Sarebbe semplicissimo perdersi.

Raggiungendolo dal golfo di Guinea, si apre maestoso. Quando poi entri nel suo territorio, rimani accecato dal quel colore verde presente in ogni possibile sfaccettatura. Certe zone improvvisamente diventano più rigogliose, te ne accorgi dalla dimensione degli alberi che progressivamente aumenta per poi scorgere tra i suoi rami un rigagnolo del delta. E’ come se centinaia di serpenti d’acqua spezzazzero il terreno con le loro anse. Più o meno grandi, ma tutti comunque navigabili. Non ho la percezione della loro grandezza da quassù ma vedo piccole barche di pescatori dovunque.
Poco prima di entrare al suo interno una decina di loro erano disposte in ordine perfetto, senza che potessi comprenderne il motivo. Qui, invece, si muovono in solitario.

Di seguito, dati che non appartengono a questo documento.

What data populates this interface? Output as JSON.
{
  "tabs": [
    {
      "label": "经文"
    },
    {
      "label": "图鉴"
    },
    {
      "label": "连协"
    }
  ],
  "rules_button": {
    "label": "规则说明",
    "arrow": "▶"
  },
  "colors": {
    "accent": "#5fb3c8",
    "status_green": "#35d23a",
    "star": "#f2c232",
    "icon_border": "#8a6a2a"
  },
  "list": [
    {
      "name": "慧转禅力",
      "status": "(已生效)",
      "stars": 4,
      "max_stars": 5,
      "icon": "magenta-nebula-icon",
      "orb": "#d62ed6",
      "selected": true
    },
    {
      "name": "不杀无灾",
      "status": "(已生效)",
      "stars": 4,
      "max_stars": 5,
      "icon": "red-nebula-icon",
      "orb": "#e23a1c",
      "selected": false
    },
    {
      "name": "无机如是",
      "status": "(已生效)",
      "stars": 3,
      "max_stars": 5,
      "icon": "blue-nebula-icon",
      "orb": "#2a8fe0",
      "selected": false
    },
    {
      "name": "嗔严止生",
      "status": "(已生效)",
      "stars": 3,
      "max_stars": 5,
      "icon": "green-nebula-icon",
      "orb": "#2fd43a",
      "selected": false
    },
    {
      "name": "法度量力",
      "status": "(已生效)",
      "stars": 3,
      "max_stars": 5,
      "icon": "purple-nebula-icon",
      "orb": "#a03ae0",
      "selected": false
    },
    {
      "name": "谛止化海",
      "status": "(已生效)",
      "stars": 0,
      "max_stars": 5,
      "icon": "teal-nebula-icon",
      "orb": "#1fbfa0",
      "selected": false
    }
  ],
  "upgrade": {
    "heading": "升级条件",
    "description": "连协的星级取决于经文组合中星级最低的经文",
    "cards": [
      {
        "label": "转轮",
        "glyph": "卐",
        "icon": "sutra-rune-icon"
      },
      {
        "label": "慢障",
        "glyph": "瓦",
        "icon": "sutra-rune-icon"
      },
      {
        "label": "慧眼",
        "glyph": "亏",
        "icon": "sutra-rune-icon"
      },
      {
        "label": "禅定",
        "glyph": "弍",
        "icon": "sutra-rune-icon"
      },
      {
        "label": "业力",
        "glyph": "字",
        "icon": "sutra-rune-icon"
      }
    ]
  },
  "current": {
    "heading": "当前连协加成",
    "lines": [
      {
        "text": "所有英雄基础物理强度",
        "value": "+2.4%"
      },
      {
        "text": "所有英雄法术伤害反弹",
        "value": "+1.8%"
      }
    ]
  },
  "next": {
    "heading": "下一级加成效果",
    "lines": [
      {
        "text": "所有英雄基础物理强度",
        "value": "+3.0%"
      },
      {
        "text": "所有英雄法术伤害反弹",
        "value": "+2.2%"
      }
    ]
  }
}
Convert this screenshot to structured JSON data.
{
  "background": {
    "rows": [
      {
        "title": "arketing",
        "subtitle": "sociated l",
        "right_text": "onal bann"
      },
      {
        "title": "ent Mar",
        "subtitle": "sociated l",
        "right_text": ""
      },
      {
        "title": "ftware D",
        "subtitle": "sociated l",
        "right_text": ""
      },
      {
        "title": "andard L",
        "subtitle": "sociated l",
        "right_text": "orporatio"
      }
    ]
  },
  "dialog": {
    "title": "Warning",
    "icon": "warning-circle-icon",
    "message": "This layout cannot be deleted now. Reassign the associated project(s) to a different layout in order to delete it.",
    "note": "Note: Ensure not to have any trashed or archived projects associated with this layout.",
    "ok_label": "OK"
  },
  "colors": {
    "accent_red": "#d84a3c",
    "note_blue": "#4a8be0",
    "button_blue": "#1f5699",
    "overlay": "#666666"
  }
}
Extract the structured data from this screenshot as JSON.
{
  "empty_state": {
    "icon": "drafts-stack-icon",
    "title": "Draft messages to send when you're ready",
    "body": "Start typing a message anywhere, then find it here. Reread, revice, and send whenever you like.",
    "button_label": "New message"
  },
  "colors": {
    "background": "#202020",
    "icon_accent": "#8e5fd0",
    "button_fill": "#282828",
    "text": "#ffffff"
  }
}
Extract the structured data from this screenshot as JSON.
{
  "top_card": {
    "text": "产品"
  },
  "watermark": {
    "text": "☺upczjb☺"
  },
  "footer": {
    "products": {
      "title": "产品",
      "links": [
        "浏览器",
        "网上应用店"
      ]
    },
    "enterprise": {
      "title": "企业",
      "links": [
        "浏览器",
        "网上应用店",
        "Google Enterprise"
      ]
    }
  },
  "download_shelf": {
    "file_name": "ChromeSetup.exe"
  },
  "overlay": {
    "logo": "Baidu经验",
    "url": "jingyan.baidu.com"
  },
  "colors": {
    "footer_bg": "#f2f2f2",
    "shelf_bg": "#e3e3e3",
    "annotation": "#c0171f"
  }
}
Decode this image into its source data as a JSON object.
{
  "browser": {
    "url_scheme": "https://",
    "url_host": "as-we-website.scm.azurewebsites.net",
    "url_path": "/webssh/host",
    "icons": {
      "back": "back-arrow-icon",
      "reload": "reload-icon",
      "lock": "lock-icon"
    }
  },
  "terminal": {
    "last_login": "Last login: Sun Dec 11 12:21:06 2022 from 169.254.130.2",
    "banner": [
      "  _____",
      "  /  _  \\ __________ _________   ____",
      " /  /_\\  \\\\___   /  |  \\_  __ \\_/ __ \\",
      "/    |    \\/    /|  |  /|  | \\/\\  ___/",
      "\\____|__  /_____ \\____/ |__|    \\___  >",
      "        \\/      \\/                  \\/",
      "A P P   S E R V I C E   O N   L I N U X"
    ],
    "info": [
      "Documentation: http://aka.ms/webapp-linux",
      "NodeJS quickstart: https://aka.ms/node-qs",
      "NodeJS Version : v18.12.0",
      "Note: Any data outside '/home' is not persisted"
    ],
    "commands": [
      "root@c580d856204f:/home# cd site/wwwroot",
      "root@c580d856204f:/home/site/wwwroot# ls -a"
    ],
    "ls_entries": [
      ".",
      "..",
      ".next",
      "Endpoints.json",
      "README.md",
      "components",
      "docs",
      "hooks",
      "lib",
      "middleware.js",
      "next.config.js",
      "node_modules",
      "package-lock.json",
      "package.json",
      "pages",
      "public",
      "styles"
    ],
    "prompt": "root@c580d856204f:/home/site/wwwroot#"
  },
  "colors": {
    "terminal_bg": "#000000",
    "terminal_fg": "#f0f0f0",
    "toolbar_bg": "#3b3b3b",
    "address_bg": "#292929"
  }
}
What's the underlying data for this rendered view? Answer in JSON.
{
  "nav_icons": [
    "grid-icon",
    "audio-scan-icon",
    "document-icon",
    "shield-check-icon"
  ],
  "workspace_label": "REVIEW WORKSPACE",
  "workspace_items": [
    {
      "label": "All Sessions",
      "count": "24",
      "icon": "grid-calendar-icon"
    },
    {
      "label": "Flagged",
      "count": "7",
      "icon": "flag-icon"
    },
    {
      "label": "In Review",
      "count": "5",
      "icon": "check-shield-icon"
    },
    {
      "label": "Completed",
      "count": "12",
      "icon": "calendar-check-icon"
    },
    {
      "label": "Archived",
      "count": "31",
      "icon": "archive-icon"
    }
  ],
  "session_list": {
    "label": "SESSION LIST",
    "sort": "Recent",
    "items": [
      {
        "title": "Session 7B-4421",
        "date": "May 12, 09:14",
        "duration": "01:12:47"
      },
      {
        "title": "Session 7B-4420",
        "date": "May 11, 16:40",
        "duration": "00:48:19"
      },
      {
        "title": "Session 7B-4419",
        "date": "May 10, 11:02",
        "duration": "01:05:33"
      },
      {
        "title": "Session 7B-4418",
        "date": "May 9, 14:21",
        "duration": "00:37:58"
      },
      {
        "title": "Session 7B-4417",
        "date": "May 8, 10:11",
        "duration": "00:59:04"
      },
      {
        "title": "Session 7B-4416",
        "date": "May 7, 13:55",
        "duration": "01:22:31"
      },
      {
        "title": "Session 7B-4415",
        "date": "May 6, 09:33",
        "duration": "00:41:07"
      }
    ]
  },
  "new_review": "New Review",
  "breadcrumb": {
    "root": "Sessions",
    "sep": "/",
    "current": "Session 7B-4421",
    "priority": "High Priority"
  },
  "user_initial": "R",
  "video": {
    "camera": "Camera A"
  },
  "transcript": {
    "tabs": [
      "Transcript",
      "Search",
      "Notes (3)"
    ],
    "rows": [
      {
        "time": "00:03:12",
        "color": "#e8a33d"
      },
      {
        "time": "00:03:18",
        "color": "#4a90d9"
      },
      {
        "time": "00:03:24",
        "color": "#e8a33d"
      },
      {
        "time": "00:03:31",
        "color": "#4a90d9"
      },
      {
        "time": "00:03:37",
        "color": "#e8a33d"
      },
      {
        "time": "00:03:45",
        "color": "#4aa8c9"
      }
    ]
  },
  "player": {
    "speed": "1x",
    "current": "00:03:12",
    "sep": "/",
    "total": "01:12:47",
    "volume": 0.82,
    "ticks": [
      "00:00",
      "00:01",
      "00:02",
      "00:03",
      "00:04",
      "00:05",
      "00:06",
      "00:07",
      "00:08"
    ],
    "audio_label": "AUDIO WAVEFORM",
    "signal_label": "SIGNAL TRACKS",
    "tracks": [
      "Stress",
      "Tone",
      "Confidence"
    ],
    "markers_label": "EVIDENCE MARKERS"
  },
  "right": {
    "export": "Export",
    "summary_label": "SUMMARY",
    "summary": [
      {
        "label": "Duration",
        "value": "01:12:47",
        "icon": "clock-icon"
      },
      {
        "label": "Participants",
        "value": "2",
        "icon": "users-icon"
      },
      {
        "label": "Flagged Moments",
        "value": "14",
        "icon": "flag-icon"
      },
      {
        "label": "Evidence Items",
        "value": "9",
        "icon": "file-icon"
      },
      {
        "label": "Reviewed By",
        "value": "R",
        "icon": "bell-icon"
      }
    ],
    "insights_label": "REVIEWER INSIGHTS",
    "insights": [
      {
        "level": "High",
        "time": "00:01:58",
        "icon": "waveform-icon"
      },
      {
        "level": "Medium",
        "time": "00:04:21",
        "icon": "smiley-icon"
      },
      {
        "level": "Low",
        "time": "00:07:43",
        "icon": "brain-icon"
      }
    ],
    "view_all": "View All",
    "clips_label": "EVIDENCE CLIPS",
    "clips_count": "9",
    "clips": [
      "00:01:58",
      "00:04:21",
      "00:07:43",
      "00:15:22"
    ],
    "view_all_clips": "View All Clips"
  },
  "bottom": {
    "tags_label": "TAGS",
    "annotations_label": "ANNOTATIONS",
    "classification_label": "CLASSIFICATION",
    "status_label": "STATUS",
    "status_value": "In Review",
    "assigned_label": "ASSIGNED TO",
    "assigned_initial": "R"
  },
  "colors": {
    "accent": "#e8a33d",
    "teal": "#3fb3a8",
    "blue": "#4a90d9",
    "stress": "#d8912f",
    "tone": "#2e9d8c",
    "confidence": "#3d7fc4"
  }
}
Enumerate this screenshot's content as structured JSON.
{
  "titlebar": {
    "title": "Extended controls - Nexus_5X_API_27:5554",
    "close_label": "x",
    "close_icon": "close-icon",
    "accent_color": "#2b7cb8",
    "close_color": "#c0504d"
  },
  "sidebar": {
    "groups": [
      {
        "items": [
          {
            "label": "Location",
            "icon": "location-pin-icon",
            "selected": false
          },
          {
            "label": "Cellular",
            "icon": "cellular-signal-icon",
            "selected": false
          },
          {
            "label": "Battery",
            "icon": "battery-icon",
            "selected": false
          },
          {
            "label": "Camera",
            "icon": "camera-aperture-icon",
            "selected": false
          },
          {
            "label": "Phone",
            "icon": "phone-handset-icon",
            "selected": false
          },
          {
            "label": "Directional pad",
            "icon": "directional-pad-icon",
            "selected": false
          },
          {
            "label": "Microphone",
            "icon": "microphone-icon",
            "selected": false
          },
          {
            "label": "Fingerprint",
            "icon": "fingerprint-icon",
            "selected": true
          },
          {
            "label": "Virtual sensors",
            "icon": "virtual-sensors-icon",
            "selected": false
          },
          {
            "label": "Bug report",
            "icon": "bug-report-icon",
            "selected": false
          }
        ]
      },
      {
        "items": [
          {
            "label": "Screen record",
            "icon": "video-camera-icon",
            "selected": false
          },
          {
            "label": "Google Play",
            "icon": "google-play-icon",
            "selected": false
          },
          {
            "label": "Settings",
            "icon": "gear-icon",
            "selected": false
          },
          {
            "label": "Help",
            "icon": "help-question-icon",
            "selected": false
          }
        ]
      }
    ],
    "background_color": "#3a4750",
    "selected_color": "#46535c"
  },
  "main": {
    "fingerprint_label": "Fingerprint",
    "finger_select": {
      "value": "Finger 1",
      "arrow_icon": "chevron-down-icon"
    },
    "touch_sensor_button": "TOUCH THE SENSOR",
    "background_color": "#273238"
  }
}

Riconosco una o due sagome al loro interno.
Piccole imbarcazioni dalla forma allungata, tutte invariabilmente in legno.
Sulla riva del fiume principale sono appoggiati piccoli villaggi di pescatori, le cui case si allontanano dall’immagine luccicante offerta dalla città, con i suoi tetti di lamiera.
Non esistono strade, il letto fangoso del fiume raggiunge quasi le porte delle case, accanto alle quali stanno alcune delle barche che ho incontrato finora.
I mille rigagnoli si spezzano di continuo, formano dei piccoli laghi dove trovano posto delle strutture simili a palafitte, avamposti credo delle compagnie straniere nella zona, che si fanno spazio in un terreno dove avrebbero trovato posto volentieri altre mangrovie.
Ma è tutta la zona a risentire dell’azione dell’uomo. I terreni sconfinati offerti da queste zone sono continuamente spezzati, rigidamente spezzati da linee che corrono da un punto indefinito. Si spezzano. Vanno in direzione ortogonale. Poi riprendono a muoversi verso est. Potrebbero essere linee di un immaginario campo da gioco. Sono piuttosto le linee scavate fin dalle prime scoperte di giacimenti per portare l’oil fino a terra, sono giganteschi oleodotti, che, mi dicono, versano oramai in condizioni pietose tra corrosioni ed inevitabili sabotaggi e furti che alimentano un mercato nero fiorente. Tali da rendere questa zona, a dispetto di ciò che la natura offre ai miei occhi, una delle più inquinate al mondo. Con un tasso di mortalità tra i più alti.
Basti pensare che tra il 1976 e il 1996 si sono riversati nella zona 2,4 milioni di barili, e soltanto la Shell ha ammesso di aver perso nel 2009 14 mila tonnellate di petrolio dopo due incidenti (1).
Dati sottostimati, visto che la gran parte degli incidenti sono sconosciuti ai più e le perdite sono continue.
Almeno a giudicare dalla strana macchia che poco fa colorava le acque all’ingresso del delta.

(1) da: Il silenzio sulla Nigeria, John Vidal, The Obverser. Internazionale n.852.